In [0]:
%run ../includes/configurations

In [0]:
bronze_folder_path

Out[126]: '/mnt/clvprojectadls/bronze'

In [0]:
silver_folder_path

Out[127]: '/mnt/clvprojectadls/silver'

In [0]:
dbutils.widgets.text("p_file_date", "2024-11-01")
v_file_date = dbutils.widgets.get("p_file_date")

#This notebook reads data from the transaction_data file

#Specifying the schema  

In [0]:
from pyspark.sql.types import StructType, StructField, IntegerType, StringType, DoubleType,DateType

In [0]:
from pyspark.sql.functions import current_timestamp, lit

In [0]:
transaction_data_schema = StructType(fields = [StructField('CustomerId', StringType(),False),
                                            StructField("TransactionDate", DateType(), True),
                                            StructField('TransactionAmount',DoubleType(),True),
                                            StructField('ItemPurchased',StringType(),True)])

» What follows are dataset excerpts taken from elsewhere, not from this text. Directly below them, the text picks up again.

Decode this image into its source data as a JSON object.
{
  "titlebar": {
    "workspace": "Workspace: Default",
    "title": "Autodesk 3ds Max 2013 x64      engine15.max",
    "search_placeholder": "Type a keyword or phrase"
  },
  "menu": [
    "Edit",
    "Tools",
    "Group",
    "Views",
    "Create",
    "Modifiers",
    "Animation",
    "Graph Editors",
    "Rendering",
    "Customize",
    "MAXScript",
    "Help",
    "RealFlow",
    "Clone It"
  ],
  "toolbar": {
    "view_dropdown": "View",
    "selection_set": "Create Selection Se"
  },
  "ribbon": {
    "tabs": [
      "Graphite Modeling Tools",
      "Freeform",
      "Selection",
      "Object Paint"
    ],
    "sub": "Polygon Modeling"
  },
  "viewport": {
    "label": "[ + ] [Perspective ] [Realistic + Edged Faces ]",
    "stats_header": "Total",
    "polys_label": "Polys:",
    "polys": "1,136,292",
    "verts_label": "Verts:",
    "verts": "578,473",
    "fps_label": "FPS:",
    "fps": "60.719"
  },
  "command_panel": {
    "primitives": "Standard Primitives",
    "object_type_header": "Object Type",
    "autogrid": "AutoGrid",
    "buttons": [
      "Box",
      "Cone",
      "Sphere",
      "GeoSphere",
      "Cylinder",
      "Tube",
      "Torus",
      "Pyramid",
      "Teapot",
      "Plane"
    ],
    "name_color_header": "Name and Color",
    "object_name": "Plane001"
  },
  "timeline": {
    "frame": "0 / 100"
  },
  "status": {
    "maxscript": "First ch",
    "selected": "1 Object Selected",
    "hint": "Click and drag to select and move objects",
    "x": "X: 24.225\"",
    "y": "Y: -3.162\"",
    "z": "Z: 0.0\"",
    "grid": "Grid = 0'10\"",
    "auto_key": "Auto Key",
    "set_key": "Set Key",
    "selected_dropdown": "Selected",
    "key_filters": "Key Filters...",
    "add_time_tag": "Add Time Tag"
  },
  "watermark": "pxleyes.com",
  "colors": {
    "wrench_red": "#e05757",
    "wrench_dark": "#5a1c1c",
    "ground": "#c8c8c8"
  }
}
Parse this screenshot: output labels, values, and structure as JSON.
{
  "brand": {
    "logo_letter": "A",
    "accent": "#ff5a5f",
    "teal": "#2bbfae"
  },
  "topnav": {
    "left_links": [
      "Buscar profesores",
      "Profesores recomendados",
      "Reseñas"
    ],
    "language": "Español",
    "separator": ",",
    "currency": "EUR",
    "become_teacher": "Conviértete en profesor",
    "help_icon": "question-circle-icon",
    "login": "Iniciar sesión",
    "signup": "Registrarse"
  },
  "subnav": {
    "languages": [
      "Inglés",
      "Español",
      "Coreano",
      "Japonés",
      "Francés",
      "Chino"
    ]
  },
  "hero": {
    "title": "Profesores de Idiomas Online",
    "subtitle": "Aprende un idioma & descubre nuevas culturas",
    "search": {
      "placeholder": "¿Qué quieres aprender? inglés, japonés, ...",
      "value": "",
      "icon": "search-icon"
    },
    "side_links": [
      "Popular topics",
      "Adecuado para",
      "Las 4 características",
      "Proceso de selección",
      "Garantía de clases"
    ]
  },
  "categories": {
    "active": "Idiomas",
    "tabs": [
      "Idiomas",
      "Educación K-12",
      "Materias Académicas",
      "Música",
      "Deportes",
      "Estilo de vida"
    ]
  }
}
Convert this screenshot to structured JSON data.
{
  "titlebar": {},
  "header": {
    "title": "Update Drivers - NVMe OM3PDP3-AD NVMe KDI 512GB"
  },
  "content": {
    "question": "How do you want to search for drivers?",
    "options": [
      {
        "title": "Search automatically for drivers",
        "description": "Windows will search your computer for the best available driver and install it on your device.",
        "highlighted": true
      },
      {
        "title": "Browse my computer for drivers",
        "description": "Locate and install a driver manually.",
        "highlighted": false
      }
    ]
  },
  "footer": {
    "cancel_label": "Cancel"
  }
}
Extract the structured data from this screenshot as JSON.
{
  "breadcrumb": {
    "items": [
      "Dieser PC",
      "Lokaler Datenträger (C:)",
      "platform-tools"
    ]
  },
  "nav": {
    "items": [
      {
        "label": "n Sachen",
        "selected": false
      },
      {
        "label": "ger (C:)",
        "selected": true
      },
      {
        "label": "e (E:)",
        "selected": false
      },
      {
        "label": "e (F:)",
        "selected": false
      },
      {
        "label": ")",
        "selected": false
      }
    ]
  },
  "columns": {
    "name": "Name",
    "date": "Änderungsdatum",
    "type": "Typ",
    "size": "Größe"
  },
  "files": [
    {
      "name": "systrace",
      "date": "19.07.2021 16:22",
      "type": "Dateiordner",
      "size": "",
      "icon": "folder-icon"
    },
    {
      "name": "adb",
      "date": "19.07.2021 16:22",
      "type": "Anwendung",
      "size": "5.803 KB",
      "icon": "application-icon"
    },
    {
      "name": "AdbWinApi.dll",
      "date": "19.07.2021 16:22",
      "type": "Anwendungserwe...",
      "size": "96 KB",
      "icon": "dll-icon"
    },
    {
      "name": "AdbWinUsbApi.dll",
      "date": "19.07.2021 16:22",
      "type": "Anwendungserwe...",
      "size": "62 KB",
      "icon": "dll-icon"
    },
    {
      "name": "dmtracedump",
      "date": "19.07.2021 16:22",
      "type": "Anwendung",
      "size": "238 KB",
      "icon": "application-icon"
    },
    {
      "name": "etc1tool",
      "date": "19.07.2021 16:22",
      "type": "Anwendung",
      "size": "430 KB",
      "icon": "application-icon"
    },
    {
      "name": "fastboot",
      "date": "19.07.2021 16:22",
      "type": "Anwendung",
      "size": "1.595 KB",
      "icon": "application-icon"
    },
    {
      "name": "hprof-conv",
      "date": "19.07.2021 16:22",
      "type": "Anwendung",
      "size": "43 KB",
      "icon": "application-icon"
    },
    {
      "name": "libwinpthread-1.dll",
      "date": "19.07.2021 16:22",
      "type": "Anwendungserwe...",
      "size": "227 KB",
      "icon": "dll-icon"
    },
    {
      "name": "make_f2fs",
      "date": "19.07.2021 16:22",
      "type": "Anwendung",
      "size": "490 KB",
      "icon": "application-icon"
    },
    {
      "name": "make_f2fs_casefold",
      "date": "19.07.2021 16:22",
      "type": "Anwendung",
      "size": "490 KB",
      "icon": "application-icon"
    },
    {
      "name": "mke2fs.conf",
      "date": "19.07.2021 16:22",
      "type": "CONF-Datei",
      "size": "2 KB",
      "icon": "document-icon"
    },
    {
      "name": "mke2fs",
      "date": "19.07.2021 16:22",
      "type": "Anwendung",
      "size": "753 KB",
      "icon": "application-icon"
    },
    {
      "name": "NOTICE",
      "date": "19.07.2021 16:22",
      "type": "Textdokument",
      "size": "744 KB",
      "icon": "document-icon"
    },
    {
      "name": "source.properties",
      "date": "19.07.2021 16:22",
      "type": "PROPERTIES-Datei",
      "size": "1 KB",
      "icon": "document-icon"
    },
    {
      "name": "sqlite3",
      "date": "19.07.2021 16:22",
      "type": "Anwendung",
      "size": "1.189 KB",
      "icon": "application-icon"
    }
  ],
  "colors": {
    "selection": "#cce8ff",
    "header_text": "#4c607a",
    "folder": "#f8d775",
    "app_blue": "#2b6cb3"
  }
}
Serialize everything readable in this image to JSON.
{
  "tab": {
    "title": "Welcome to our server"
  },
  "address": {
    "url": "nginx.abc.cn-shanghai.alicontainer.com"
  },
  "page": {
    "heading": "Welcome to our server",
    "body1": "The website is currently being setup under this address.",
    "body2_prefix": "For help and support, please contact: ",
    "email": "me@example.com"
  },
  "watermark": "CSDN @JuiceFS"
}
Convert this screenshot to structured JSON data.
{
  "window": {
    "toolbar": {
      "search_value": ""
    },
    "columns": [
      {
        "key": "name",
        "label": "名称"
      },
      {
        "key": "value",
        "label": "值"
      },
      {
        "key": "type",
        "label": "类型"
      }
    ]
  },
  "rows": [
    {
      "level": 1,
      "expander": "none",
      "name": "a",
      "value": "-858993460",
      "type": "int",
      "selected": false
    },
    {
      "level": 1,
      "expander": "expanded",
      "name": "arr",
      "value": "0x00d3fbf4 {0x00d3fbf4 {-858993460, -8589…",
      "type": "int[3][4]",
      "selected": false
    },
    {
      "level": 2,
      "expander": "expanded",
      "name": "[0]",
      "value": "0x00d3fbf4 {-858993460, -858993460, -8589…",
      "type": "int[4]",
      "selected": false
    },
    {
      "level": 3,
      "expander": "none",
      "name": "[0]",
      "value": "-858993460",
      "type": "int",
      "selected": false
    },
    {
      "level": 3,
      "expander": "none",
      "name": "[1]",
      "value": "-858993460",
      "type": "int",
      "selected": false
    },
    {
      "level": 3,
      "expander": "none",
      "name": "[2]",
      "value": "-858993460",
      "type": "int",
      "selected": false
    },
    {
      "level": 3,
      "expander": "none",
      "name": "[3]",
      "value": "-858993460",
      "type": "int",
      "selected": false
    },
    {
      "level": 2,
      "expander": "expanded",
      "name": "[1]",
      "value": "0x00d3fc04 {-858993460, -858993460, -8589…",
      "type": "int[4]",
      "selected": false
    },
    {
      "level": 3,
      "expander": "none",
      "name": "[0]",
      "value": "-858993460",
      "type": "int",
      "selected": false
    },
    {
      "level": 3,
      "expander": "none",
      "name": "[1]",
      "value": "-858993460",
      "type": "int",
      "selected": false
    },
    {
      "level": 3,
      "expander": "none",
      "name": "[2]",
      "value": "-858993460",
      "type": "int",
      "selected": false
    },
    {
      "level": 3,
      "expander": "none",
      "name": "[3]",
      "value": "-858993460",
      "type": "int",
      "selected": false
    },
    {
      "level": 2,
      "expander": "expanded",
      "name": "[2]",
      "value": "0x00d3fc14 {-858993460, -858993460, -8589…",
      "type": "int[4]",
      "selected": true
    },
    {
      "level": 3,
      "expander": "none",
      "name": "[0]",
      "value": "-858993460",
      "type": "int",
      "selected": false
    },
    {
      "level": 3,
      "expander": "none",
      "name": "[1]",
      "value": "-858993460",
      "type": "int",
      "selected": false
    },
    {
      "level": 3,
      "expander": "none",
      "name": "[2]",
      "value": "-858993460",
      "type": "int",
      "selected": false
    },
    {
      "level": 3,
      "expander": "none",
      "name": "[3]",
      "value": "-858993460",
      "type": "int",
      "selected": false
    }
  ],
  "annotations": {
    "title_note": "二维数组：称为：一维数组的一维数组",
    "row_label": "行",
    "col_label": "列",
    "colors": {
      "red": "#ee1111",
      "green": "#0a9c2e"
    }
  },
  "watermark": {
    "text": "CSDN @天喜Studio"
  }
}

# Read the customer_info file

In [0]:
transaction_data_df = spark.read\
                   .option('header',True)\
                   .schema(transaction_data_schema)\
                   .csv(f"{bronze_folder_path}/{v_file_date}/transaction_data.csv")

In [0]:
display(transaction_data_df)

CustomerId,TransactionDate,TransactionAmount,ItemPurchased
CUST021,2023-09-28,6.61,Salad
CUST021,2023-01-30,13.17,Pastry
CUST021,2023-02-10,23.8,Coffee
CUST021,2023-08-31,11.75,Salad
CUST021,2023-10-09,24.82,Coffee
CUST021,2023-04-06,16.94,Salad
CUST021,2023-05-03,10.19,Coffee
CUST021,2023-10-10,12.86,Salad
CUST021,2023-08-07,29.25,Coffee
CUST021,2023-10-26,20.64,Pastry


# Rename the column


In [0]:
transaction_data_renamed_df = transaction_data_df.withColumnRenamed("CustomerId","customer_id")\
                          .withColumnRenamed("TransactionDate","transaction_date")\
                          .withColumnRenamed("TransactionAmount","transaction_amount")\
                          .withColumnRenamed("ItemPurchased","item_purchased")\
                          .withColumn("file_date", lit(v_file_date))


In [0]:
display(transaction_data_renamed_df)

customer_id,transaction_date,transaction_amount,item_purchased,file_date
CUST021,2023-09-28,6.61,Salad,2024-11-10
CUST021,2023-01-30,13.17,Pastry,2024-11-10
CUST021,2023-02-10,23.8,Coffee,2024-11-10
CUST021,2023-08-31,11.75,Salad,2024-11-10
CUST021,2023-10-09,24.82,Coffee,2024-11-10
CUST021,2023-04-06,16.94,Salad,2024-11-10
CUST021,2023-05-03,10.19,Coffee,2024-11-10
CUST021,2023-10-10,12.86,Salad,2024-11-10
CUST021,2023-08-07,29.25,Coffee,2024-11-10
CUST021,2023-10-26,20.64,Pastry,2024-11-10


# Add a column called ingestion date

In [0]:
transaction_data_final_df = transaction_data_renamed_df.withColumn('ingestion_date', current_timestamp())

In [0]:
display(transaction_data_final_df )

customer_id,transaction_date,transaction_amount,item_purchased,file_date,ingestion_date
CUST021,2023-09-28,6.61,Salad,2024-11-10,2024-11-13T21:42:14.928+0000
CUST021,2023-01-30,13.17,Pastry,2024-11-10,2024-11-13T21:42:14.928+0000
CUST021,2023-02-10,23.8,Coffee,2024-11-10,2024-11-13T21:42:14.928+0000
CUST021,2023-08-31,11.75,Salad,2024-11-10,2024-11-13T21:42:14.928+0000
CUST021,2023-10-09,24.82,Coffee,2024-11-10,2024-11-13T21:42:14.928+0000
CUST021,2023-04-06,16.94,Salad,2024-11-10,2024-11-13T21:42:14.928+0000
CUST021,2023-05-03,10.19,Coffee,2024-11-10,2024-11-13T21:42:14.928+0000
CUST021,2023-10-10,12.86,Salad,2024-11-10,2024-11-13T21:42:14.928+0000
CUST021,2023-08-07,29.25,Coffee,2024-11-10,2024-11-13T21:42:14.928+0000
CUST021,2023-10-26,20.64,Pastry,2024-11-10,2024-11-13T21:42:14.928+0000


# Save the table to the silver folder

In [0]:
spark.conf.set("spark.databricks.optimizer.dynamicPartitionPruning", "true")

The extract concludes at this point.